The researchers are also hoping to keep studying the ecological effects of the disease, according to Hewson.
"Sea stars are known as keystone predators. That means they have a disproportionately large impact on the ecosystem. They’re not that abundant, but if you remove them, it can have this cascading effect," Hewson said.
Sea stars eat sea urchins and bivalves, such as mussels and clams. But in areas where sea star populations are dwindling, these prey animals have started to take over, altering the natural landscape, Raimondi said.

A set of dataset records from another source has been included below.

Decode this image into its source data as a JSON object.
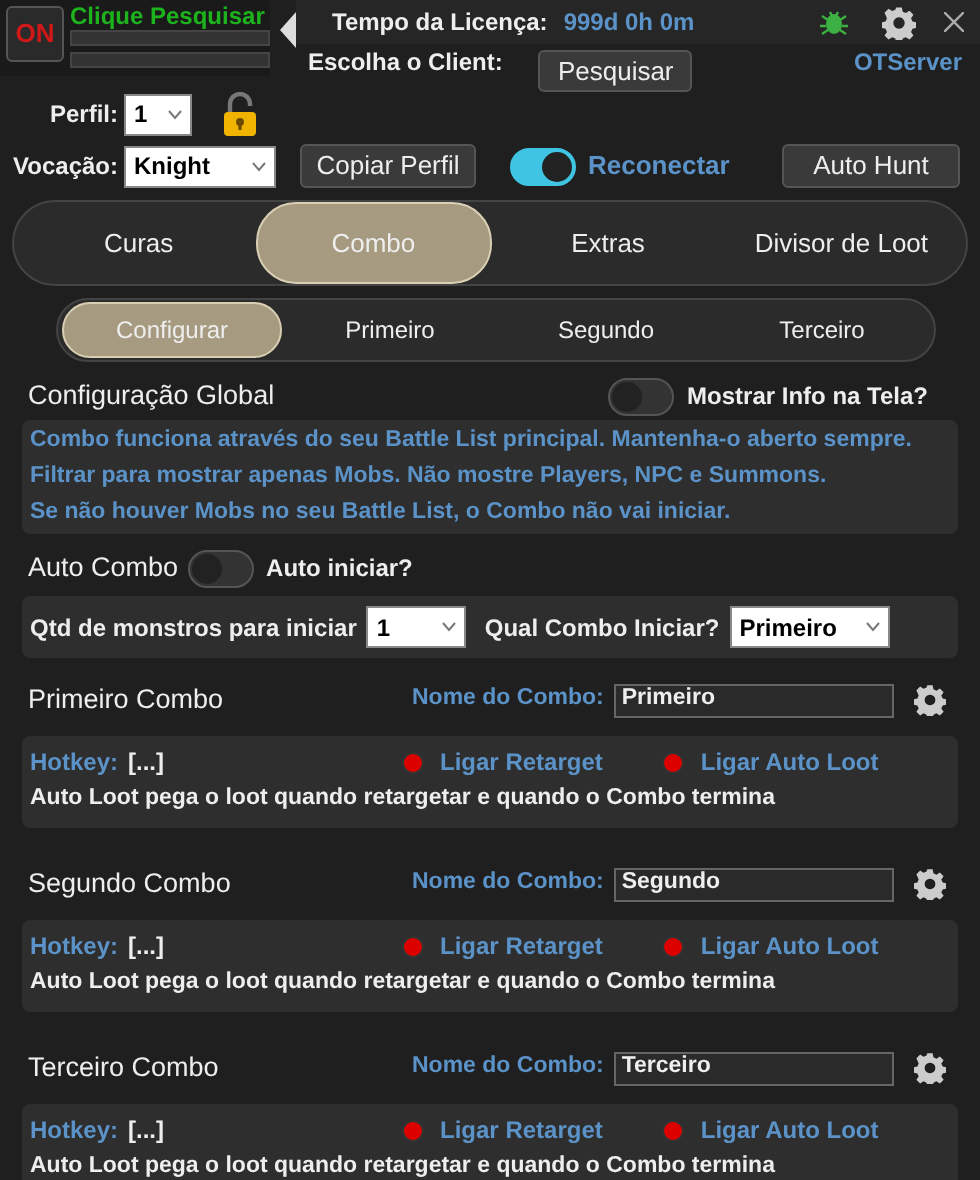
{
  "header": {
    "power_label": "ON",
    "status": "Clique Pesquisar",
    "license_label": "Tempo da Licença:",
    "license_value": "999d 0h 0m",
    "client_label": "Escolha o Client:",
    "search_button": "Pesquisar",
    "server": "OTServer"
  },
  "profile": {
    "label": "Perfil:",
    "value": "1",
    "locked": false
  },
  "vocation": {
    "label": "Vocação:",
    "value": "Knight"
  },
  "copy_button": "Copiar Perfil",
  "reconnect": {
    "label": "Reconectar",
    "on": true
  },
  "auto_hunt_button": "Auto Hunt",
  "tabs": [
    {
      "label": "Curas",
      "selected": false
    },
    {
      "label": "Combo",
      "selected": true
    },
    {
      "label": "Extras",
      "selected": false
    },
    {
      "label": "Divisor de Loot",
      "selected": false
    }
  ],
  "subtabs": [
    {
      "label": "Configurar",
      "selected": true
    },
    {
      "label": "Primeiro",
      "selected": false
    },
    {
      "label": "Segundo",
      "selected": false
    },
    {
      "label": "Terceiro",
      "selected": false
    }
  ],
  "global": {
    "title": "Configuração Global",
    "show_info": {
      "label": "Mostrar Info na Tela?",
      "on": false
    },
    "info_lines": [
      "Combo funciona através do seu Battle List principal. Mantenha-o aberto sempre.",
      "Filtrar para mostrar apenas Mobs. Não mostre Players, NPC e Summons.",
      "Se não houver Mobs no seu Battle List, o Combo não vai iniciar."
    ]
  },
  "auto_combo": {
    "label": "Auto Combo",
    "on": false,
    "hint": "Auto iniciar?"
  },
  "monsters": {
    "label": "Qtd de monstros para iniciar",
    "value": "1"
  },
  "start_combo": {
    "label": "Qual Combo Iniciar?",
    "value": "Primeiro"
  },
  "combos": [
    {
      "title": "Primeiro Combo",
      "name_label": "Nome do Combo:",
      "name": "Primeiro",
      "hotkey_label": "Hotkey:",
      "hotkey": "[...]",
      "retarget": {
        "label": "Ligar Retarget",
        "on": false
      },
      "auto_loot": {
        "label": "Ligar Auto Loot",
        "on": false
      },
      "note": "Auto Loot pega o loot quando retargetar e quando o Combo termina"
    },
    {
      "title": "Segundo Combo",
      "name_label": "Nome do Combo:",
      "name": "Segundo",
      "hotkey_label": "Hotkey:",
      "hotkey": "[...]",
      "retarget": {
        "label": "Ligar Retarget",
        "on": false
      },
      "auto_loot": {
        "label": "Ligar Auto Loot",
        "on": false
      },
      "note": "Auto Loot pega o loot quando retargetar e quando o Combo termina"
    },
    {
      "title": "Terceiro Combo",
      "name_label": "Nome do Combo:",
      "name": "Terceiro",
      "hotkey_label": "Hotkey:",
      "hotkey": "[...]",
      "retarget": {
        "label": "Ligar Retarget",
        "on": false
      },
      "auto_loot": {
        "label": "Ligar Auto Loot",
        "on": false
      },
      "note": "Auto Loot pega o loot quando retargetar e quando o Combo termina"
    }
  ]
}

For example, the urchin population in some areas has exploded. Sea urchins feed on kelp sporophytes, or seedlings, which later attach to rocks to become kelp forests. Those forests, in turn, are home to juvenile fish as well as a number of organisms that cling to this aquatic plant, Hewson said. Kelp forests are also threatened by an increase in the number of bivalves, which compete with kelp for space atop rocky surfaces.
However, there is a glimmer of hope amid the demise of the starfish population, which in some areas has decreased by as much as 99 percent, according to Raimondi.
"Massive numbers of [sea star] babies are showing up, and that's typically a very good sign," Raimondi said. "They usually die because they're small, but if they not only survive but also show up in other places, than recovery could be quick."
For now, Raimondi is still busy monitoring the health of sea star populations up and down the Pacific coast of North America. He and his colleagues at UC Santa Cruz help keep track of these and other species through Pacific Rocky Intertidal Monitoring, a collaborative research project that collects data on marine populations.
Raimondi and his team also ask residents of coastal regions to report any evidence of sea star wasting disease in their area. Citizen scientists can see the group's website for more information about how to identify and report the disease.
The new study was published today (Nov. 17) in the journal Proceedings of the National Academy of Sciences.